La notte del 7 luglio a Belgrado iniziano le rivolte contro il Presidente Aleksandar Vucic a causa della sua decisione di reintegrare forti restrizioni per la pandemia di Covid-19.
I media nostrani hanno spacciato la notizia come una protesta conro il lockdown, ma la questione è più complessa. In realtà i serbi hanno iniziato a protestare per la pessima gestione della crisi sanitaria. Successivamente, le proteste sono diventate contro il sistema politico intriso di corruzione del Paese.
Una dittatura in Serbia, fra Covid-19 e repressione
Difatti, la Serbia, con una popolazione di 7 milioni di abitanti, era il decimo Stato al mondo per numero di contagi. Questo sebbene fosse il Paese europeo ad aver adottato le misure più stringenti per la quarantena. Nonostante ciò, il presidente Vucic ha permesso a inizio maggio di riaprire tutto il Paese come se non fosse successo niente. Dalla sera alla mattina sono stati permessi non solo la libera circolazione dei cittadini ma anche gli assembramenti. Sono stati riaperti stadi e locali senza nessuna norma sul distanziamento sociale o sull’uso di mascherine. Per Vucic il virus si era volatilizzato, e i dati pubblicati descrivevano un quadro epidemiologico stabile.

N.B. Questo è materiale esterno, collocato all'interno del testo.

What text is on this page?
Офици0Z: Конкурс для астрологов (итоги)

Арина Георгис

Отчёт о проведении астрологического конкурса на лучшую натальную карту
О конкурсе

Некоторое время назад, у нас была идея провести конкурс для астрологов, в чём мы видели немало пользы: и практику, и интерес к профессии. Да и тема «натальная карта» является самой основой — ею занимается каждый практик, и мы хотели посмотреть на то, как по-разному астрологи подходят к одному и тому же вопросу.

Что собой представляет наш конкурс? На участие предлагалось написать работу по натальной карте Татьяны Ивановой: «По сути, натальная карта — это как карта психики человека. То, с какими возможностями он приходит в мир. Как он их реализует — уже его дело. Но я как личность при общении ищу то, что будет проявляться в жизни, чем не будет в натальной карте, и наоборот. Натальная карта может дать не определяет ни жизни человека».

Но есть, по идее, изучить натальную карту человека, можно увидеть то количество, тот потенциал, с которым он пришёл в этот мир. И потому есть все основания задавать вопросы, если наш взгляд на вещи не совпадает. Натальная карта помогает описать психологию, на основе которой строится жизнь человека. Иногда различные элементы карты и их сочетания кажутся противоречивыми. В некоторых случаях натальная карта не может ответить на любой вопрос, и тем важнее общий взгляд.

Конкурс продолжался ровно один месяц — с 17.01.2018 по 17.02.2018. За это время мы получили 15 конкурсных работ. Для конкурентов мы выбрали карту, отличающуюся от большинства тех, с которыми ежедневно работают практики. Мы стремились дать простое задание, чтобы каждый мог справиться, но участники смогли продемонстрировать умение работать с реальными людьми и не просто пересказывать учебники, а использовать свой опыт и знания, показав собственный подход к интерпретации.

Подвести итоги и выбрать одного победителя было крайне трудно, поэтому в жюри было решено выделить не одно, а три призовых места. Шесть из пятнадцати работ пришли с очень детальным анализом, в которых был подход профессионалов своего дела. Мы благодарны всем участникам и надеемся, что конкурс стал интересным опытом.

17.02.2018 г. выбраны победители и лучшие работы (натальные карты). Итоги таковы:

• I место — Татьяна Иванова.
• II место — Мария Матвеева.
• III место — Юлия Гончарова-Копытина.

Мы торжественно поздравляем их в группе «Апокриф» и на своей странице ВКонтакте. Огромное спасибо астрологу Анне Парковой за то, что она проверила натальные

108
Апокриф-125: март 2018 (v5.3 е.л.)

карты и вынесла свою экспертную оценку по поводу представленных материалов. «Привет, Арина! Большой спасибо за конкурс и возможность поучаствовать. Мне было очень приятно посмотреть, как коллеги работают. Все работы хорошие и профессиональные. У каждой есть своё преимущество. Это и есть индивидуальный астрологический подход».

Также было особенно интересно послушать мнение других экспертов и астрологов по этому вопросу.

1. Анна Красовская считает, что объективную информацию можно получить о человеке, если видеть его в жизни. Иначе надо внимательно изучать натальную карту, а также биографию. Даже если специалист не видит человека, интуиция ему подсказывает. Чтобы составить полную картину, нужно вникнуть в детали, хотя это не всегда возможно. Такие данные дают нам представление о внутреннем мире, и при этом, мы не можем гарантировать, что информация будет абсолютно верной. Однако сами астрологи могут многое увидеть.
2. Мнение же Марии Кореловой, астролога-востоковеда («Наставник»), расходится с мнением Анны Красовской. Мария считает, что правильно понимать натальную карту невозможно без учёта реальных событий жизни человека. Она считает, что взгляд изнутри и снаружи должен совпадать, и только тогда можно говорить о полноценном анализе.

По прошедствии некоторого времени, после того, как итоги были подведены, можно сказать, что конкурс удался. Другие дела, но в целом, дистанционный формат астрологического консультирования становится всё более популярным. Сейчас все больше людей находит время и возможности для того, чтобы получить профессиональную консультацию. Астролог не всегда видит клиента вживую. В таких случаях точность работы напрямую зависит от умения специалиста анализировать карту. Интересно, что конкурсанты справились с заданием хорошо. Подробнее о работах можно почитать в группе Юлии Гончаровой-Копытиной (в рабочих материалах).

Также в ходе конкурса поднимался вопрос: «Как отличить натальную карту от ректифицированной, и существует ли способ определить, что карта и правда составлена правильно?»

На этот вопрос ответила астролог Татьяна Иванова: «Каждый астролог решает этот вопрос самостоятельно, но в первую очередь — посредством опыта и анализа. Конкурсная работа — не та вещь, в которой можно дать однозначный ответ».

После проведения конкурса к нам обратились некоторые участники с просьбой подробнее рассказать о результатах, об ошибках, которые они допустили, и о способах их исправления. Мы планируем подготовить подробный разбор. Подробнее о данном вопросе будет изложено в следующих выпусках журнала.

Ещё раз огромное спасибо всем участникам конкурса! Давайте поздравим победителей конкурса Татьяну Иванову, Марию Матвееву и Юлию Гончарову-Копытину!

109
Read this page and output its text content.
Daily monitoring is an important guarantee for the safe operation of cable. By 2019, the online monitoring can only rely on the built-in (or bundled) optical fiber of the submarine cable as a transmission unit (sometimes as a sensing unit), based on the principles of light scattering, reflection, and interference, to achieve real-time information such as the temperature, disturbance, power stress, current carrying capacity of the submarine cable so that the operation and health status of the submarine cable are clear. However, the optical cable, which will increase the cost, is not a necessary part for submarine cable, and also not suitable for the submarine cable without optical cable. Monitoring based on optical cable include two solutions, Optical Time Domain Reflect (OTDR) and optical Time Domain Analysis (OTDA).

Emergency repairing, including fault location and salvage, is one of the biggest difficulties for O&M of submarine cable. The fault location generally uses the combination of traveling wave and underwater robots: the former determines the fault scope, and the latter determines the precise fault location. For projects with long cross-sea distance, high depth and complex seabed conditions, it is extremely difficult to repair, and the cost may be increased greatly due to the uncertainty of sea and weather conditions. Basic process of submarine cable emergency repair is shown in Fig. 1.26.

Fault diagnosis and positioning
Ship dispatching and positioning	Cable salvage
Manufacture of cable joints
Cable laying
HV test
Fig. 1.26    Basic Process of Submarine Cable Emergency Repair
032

Arrivano le elezioni dopo quasi due mesi di via libera, precisamente il 21 giugno. Elezioni boicottate dai partiti di opposizione per dissentire verso la mancanza di libertà di espressione nel Paese. Il risultato era quindi prevedibile. Il Presidente Aleksander Vucic viene rieletto con il Partito Progressista Serbo (SNS), populista conservatore. L’affluenza alle urne è stata bassa. Ci sono anche inchieste sulla presunta compravendita di voti che avrebbero permesso al SNS di passare il quorum.
La ragione delle proteste
Pochi giorni dopo la vittoria, Vucic annuncia che sarebbero stati reintrodotti coprifuochi e limiti di raggruppamento dei cittadini perché è stato rilevato un picco nei contagi. Il Presidente attribuisce ciò ai festeggiamenti della fine del Ramadan della minoranza islamica del Paese. In poche ore è guerriglia sotto il Parlamento.
Nelle proteste ci sono stati diversi scontri tra i manifestanti e la polizia, i primi che lanciavano pietre e altro e i secondi armati di lacrimogeni e manganelli. I manifestanti provengono da tutte le fazioni politiche, da destra a sinistra; i moti non hanno carattere politico ma civico. Ci sono video che riportano violenze delle forze di polizia su cui il Commissario sui Diritti Umani del Consiglio Europeo Dunja Mijatovic ha imposto le indagini; ricordiamoci che la Serbia è uno degli stati candidati all’ingresso nell’Unione Europea. I toni delle manifestazioni si sono acquietati alla terza giornata consecutiva.
Gli ospedali serbi sono al collasso, la curva epidemiologica non si è mai abbassata e un’inchiesta del portale BIRN mostra come i dati siano stati manomessi dal governo per permettere di indire le elezioni. Molti esponenti del SNS sono risultati positivi al virus successivamente ad una vera e propria festa nella sede del partito per la vittoria alle elezioni.
Questo è quello per cui i serbi stanno protestando: il loro Presidente li ha presi in giro per fini personali, mettendo a riscio la vita di milioni di persone.
La reazione di Vucic alle proteste in Serbia
La narrativa del Presidente è quella di una massa minoritaria di vandali violenti. I media locali non hanno parlato delle proteste. Mentre i manifestanti cercavano di entrare nel Parlamento, sul principale canale televisivo nazionale era in onda un programma di intrattenimento. Infatti, la maggior parte delle reti televisive fanno capo al Presidente stesso e l’unico canale indipendente, N 1, della CNN, non è accessibile a tutta la popolazione. Ma anche i media all’estero non ne parlano, e quando lo fanno descrivono un popolo contrario alle restrizioni. E non, com’è veramente, un popolo contrario a un governo autoritario che ha in mano il Paese da anni.
Adesso il rischio è che le proteste si dissolvano per l’assenza di leadership. Questo era già accaduto nel 2017 quando iniziarono le prime proteste contro Vucic.